On the go: More than £1tn in assets held by UK institutional investors is exposed to significant climate risks, according to research from LCP.

The consultancy’s analysis, based on 321 institutional asset owners with total assets of more than £280bn that represent 10 per cent of private sector pension assets in the UK, showed that 50 per cent of the total universe face major climate threats to the value of their portfolios.

The report, which analysed exposure to five types of climate risk – equity, credit, data availability, transparency and asset transition – revealed that only one in 10 asset owners have a low-risk portfolio.

Some of the largest risks come from investments from corporate bonds, multi-asset and private markets, LCP stated.

Eighty-two per cent of institutional investors today hold more in corporate bonds and gilts than they do in equities, averaging 54 per cent of their investments, while two-thirds of asset owners hold more than a 10th of their assets in private markets or multi-asset mandates.

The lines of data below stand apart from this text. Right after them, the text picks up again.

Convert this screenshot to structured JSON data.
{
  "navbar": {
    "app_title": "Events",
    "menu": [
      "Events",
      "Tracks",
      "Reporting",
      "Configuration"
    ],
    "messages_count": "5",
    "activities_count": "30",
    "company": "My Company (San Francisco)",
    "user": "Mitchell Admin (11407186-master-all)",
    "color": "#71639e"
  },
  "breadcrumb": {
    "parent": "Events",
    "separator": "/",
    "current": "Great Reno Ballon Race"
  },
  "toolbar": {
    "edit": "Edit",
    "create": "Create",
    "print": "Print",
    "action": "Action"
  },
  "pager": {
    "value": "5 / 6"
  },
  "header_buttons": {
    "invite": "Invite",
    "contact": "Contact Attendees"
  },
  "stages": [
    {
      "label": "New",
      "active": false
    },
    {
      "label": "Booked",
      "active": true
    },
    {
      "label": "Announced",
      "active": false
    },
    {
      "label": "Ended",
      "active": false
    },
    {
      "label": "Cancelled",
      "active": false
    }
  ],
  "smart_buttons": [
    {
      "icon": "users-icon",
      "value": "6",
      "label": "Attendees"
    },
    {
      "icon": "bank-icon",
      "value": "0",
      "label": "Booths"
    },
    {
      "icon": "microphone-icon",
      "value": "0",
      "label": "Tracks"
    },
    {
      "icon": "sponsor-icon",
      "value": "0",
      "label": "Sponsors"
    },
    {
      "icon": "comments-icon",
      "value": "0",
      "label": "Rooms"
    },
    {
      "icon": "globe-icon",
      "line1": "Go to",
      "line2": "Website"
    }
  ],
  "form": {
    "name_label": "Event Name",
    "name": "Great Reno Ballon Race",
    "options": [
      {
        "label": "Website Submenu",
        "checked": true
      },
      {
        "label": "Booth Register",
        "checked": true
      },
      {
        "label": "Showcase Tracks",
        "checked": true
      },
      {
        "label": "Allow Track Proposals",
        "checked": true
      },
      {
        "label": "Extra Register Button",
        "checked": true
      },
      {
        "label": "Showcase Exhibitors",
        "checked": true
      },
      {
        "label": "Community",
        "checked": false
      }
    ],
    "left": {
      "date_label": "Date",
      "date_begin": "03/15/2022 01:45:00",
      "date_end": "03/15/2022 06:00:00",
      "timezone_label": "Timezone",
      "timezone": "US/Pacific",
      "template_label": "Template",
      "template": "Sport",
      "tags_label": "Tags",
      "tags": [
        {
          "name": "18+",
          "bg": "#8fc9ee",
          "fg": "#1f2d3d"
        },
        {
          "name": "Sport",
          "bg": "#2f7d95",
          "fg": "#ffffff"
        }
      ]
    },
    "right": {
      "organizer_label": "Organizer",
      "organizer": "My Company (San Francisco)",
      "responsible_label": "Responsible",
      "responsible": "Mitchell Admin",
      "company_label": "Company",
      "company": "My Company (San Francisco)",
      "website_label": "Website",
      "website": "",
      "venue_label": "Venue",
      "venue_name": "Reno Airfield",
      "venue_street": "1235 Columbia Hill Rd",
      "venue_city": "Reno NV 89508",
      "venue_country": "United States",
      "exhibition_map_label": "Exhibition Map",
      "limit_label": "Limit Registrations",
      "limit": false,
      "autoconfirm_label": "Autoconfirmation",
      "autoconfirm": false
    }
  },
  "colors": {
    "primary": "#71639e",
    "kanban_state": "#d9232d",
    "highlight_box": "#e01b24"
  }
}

Dan Mikulskis, partner at LCP, noted that these types of investments “can present serious climate risks”.

He said: “With spread levels reaching their lowest point for more than a decade, there is a question mark over whether any climate transition risks are realistically priced within corporate bonds.

“Because of the rising allocation to this asset class and the under-the-radar nature of this risk, we believe this is potentially the most significant class of climate risk faced by investors.”

When it comes to private markets, “there simply isn’t the data to make any accurate judgments around carbon intensity or climate alignment, making climate risks difficult to quantify and address”, he added.

Despite the stark scenario, the analysis showed that 90 per cent of institutional investors could significantly reduce their climate risk exposure over the next decade through changes to their investment decisions.

This is due to the fact that asset owners hold around 75 per cent of their assets in listed equities, investment-grade corporate bonds and government bonds – all of which have realistic pathways to net-zero emissions and lower climate risks, LCP stated.

Mikulskis said: “The good news is that the bulk of investments are in asset classes where climate risk can be addressed with the information we have available today; for example, by investing in companies that have forward-looking plans that are consistent with the Paris Agreement.

“Such measures would radically decrease the climate risks associated with these portfolios.”